Love the video. Really interesting and pretty simple to understand.
Awesome, thank you!
Gpu cores also run at a lower clock speed which allows stacking more of them in a small chip
And each core(CU/SM) is very small too since it's very simple.
Clocks don't have to do with density directly. It more has to do with how deep the pipeline stages are and transistor yield and quality. Faster clocks demand that the entire pipeline stage, which can be multiple transistor "layers" deep and very wide, be completed by the next clock. You can either shorten or lengthen, narrow or widen these stages for various benefits. GPUs tend to have very wide, very deep pipeline stages which take a long time to process and guarantee data is fully through all the transistors, thus pushing clocks down on GPUs. But it gives them some amazing bandwidth energy efficiency at the expense of a bit of latency.
More current gets this happening faster but produces more heat, which is another consideration, as modern computers are far more heat production limited than anything. Heat cannot escape the dies fast enough at the currents necessary for the speeds we demand and they have to be turned off 80-90% of the time. Dark silicon is still a big problem. It's also part of why low power processors aren't not that much weaker yet consume 1/10th the power.
@@KaiserTom Clock speeds are also affected by the parasitic capacty of the transistor itself.
@@rattlehead999 The clock speeds are typically determined after the design based on the parasitics within the manufactured die. This is also where binning comes into play, chips with higher parasitics are binned to lower clock speeds.

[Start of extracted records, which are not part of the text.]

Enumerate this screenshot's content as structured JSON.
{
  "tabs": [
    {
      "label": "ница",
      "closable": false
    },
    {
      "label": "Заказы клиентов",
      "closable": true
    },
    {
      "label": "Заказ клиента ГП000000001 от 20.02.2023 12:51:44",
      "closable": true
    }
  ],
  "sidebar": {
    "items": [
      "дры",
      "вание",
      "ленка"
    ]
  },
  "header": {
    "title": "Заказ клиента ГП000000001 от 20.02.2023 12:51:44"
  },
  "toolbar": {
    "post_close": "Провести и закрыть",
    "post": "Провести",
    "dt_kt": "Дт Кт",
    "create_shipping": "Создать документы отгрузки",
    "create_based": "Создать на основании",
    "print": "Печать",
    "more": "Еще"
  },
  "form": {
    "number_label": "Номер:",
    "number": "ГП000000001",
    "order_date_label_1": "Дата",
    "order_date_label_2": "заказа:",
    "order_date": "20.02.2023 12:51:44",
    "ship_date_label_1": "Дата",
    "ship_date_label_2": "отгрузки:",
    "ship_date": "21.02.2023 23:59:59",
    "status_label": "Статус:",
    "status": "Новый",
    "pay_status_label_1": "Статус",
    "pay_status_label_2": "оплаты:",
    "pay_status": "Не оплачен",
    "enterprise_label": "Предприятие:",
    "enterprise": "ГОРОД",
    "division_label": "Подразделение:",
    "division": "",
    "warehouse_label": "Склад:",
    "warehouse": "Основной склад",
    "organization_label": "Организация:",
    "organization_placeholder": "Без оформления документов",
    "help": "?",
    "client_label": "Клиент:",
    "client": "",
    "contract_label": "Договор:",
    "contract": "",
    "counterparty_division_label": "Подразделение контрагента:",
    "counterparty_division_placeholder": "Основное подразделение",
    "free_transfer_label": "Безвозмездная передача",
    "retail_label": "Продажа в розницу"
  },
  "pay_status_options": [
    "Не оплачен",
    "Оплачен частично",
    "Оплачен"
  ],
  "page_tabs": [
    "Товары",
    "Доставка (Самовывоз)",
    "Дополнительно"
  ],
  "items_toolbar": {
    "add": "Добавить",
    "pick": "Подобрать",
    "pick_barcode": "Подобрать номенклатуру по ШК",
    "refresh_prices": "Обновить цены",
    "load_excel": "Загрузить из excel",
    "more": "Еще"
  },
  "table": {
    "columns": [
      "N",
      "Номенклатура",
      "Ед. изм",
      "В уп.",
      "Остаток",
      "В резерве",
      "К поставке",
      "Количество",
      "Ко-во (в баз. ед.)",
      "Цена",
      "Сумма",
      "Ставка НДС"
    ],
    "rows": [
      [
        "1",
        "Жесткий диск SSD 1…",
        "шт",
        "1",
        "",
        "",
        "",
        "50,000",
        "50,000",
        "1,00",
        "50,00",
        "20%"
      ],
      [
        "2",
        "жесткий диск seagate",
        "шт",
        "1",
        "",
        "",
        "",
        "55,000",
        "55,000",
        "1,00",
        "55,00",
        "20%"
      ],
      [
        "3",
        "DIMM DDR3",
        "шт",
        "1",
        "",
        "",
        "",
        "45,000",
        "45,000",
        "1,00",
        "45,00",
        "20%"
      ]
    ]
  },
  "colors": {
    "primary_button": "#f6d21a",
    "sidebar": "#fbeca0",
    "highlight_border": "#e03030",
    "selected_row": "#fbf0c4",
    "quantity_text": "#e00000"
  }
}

The choice of CU/SM size is more of a tradeoff between area (to reduce die size) and pipeline latency (the shorter the pipeline, the more efficient warp switching becomes). Clock speed estimates are taken into consideration at that stage, but in a much more heuristic way that doesn't really consider parasitics (those end up affecting the design as you get closer to tapeout and perform advanced electrical simulations).
I think it's useful to mention that GPUs will frequently and deliberately block on memory as the memory subsystem is geared towards throughput with little caching in the way of reducing access latency. Hence, a SM core may theoretically switch context after every warp instruction.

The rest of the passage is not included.